SHANGHAI (Reuters) – Water levels at China’s giant Three Gorges Dam on the Yangtze river are inching closer to their maximum after torrential rains raised inflows to a record high, official data showed on Friday.
With 75,000 cubic metres per second of water flowing in from the Yangtze river on Thursday, the reservoir’s depths reached 165.6 metres by Friday morning, up more than 2 metres overnight and almost 20 metres higher than the official warning level.
The maximum designed depth of China’s largest reservoir is 175 metres.
Authorities raised the discharge volume to a record 48,800 cubic metres per second on Thursday to try to lower water levels, and they might have to increase it again to avoid the possibility of a dangerous overflow.

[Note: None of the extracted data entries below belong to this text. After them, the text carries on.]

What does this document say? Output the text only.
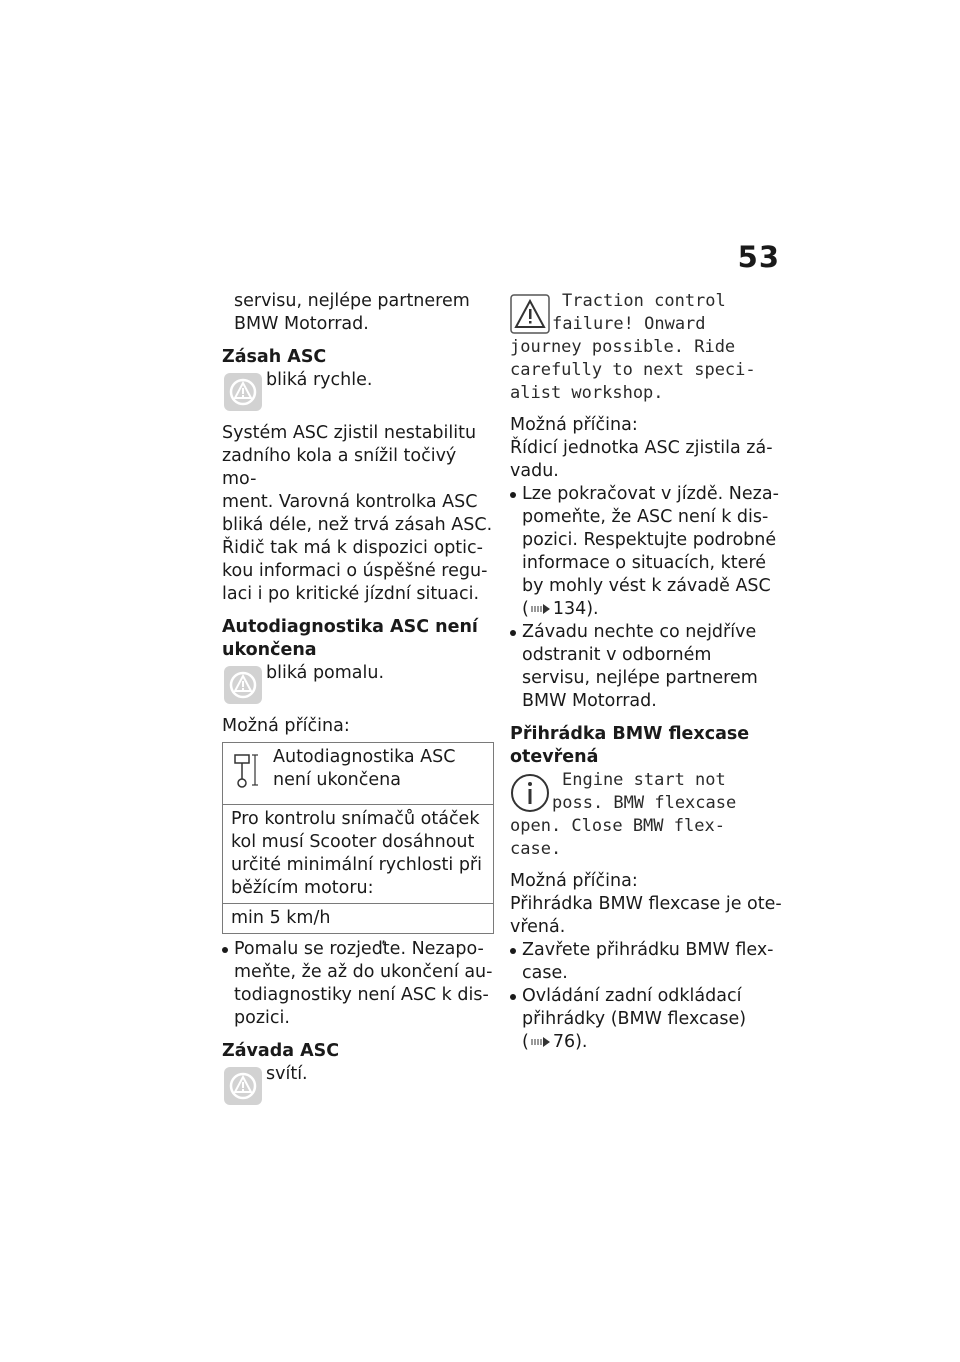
53

servisu, nejlépe partnerem

BMW Motorrad.

Zásah ASC
bliká rychle.

Systém ASC zjistil nestabilitu

zadního kola a snížil točivý mo-

ment. Varovná kontrolka ASC

bliká déle, než trvá zásah ASC.

Řidič tak má k dispozici optic-

kou informaci o úspěšné regu-

laci i po kritické jízdní situaci.

Autodiagnostika ASC není
ukončena
bliká pomalu.

Možná příčina:

Autodiagnostika ASC
není ukončena
Pro kontrolu snímačů otáček
kol musí Scooter dosáhnout
určité minimální rychlosti při
běžícím motoru:
min 5 km/h
Pomalu se rozjeďte. Nezapo-
meňte, že až do ukončení au-
todiagnostiky není ASC k dis-
pozici.
Závada ASC
svítí.
Traction control
failure! Onward
journey possible. Ride
carefully to next speci-
alist workshop.

Možná příčina:

Řídicí jednotka ASC zjistila zá-

vadu.

Lze pokračovat v jízdě. Neza-
pomeňte, že ASC není k dis-
pozici. Respektujte podrobné
informace o situacích, které
by mohly vést k závadě ASC
( 134).
Závadu nechte co nejdříve
odstranit v odborném
servisu, nejlépe partnerem
BMW Motorrad.
Přihrádka BMW flexcase
otevřená
Engine start not
poss. BMW flexcase
open. Close BMW flex-
case.

Možná příčina:

Přihrádka BMW flexcase je ote-

vřená.

Zavřete přihrádku BMW flex-
case.
Ovládání zadní odkládací
přihrádky (BMW flexcase)
( 76).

“They will do everything they can to prevent the dam from overtopping,” said Desiree Tullos, a professor at Oregon State University who studies the Three Gorges project.
“An overtopping dam is a worst-case scenario because it produces significant damage… and can lead to the entire thing collapsing.”
Rainfall in the Yangtze basin has been well over double the seasonal average this year. The floods had caused nearly 180 billion yuan ($26 billion) in economic damages by last week, and 63 million people have been affected.
The Three Gorges Project, completed in 2012, was designed not only to generate power but also to tame the fierce Yangtze, the cause of many devastating floods throughout China’s history.
China’s giant hydroelectric dams have stored more than 100 billion cubic metres of floodwater this year, and shielded 18.5 million residents from evacuation, according to government figures. The Three Gorges project alone has cut downstream floodwaters by 34%, officials said.
But opponents say the flood control capability of the Three Gorges Dam is limited, and it could even make the problem worse in the long term.